The reason we should care is that healthy children have died under anesthesia in dental office settings, children like Marvelena Rady, age 3, and Caleb Sears, age 6. Unfortunately, they aren’t the first children to suffer serious complications or death in our state after dental procedures under sedation or general anesthesia, and unless California laws change, they won’t be the last.

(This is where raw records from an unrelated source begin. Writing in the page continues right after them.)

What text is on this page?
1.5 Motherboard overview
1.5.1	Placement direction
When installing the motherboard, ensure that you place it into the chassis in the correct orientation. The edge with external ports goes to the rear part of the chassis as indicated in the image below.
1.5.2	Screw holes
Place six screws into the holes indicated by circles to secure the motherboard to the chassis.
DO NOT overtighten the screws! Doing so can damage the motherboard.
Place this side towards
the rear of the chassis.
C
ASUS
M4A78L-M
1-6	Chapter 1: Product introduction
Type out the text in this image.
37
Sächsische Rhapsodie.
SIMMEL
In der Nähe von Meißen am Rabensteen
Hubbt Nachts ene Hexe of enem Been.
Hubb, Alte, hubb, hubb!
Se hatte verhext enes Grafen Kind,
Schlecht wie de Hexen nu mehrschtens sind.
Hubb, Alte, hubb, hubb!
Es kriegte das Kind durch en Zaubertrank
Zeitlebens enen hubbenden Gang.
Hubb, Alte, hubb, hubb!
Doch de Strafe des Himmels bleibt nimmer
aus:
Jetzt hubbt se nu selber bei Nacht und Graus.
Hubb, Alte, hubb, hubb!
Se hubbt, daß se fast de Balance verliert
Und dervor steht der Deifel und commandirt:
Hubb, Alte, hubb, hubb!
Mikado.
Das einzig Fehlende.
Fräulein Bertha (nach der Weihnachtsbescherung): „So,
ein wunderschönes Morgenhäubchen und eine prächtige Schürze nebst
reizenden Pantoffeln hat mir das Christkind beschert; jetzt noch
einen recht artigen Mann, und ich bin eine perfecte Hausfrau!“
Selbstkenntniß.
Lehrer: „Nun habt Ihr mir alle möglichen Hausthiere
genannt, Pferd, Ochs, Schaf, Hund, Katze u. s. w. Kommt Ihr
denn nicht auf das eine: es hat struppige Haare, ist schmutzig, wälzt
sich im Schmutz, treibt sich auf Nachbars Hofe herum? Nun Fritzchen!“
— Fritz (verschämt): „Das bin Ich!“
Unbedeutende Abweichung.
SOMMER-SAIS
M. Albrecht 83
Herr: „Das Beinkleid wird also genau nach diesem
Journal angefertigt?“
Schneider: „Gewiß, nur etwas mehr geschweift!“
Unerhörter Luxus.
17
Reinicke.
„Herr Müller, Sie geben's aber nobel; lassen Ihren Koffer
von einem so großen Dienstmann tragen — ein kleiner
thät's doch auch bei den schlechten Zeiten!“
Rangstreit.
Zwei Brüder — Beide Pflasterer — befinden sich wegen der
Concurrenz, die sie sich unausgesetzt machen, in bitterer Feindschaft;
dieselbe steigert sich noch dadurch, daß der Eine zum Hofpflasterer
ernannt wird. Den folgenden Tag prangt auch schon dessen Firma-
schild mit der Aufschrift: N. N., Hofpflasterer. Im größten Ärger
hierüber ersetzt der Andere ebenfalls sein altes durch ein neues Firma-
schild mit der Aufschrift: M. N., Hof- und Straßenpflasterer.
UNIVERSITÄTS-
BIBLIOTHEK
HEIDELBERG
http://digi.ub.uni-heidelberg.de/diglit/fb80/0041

In 2016, officers and past presidents of the California Society of Anesthesiologists (CSA) have made multiple trips to meetings of the Dental Board of California (DBC) to discuss pediatric anesthesia. We’ve provided detailed written recommendations about how California laws concerning pediatric dental anesthesia should be updated and revised. We’ve explained in testimony before the Dental Board, and in meetings with lawmakers, why we believe so strongly that the single “operator-anesthetist” model (currently practiced by dentists and oral surgeons in many states) cannot possibly be safe.

The DBC on December 30 published new recommendations for revision of California laws pertaining to pediatric dental anesthesia, posted them on its website, and sent them to the Senate Committee on Business, Professions, and Economic Development. But these recommendations ignored many of our concerns, and don’t go nearly far enough to protect children.

Further, the DBC cites statistics claiming that pediatric dental anesthesia is currently safe. But there is no database! The Dental Board has admitted to discarding records after review. They have reported on “only nine” recent cases involving death, ignoring other tragic cases of permanent brain damage and prolonged ICU admissions. Pediatricians in California recently surveyed 100 of their members and found that 29 of them — nearly one-third — knew of patients in their practices who had experienced adverse events in a dental office.

What is a single “operator-anesthetist”?

You may never have heard of a single “operator-anesthetist” because such a thing doesn’t exist in medical practice.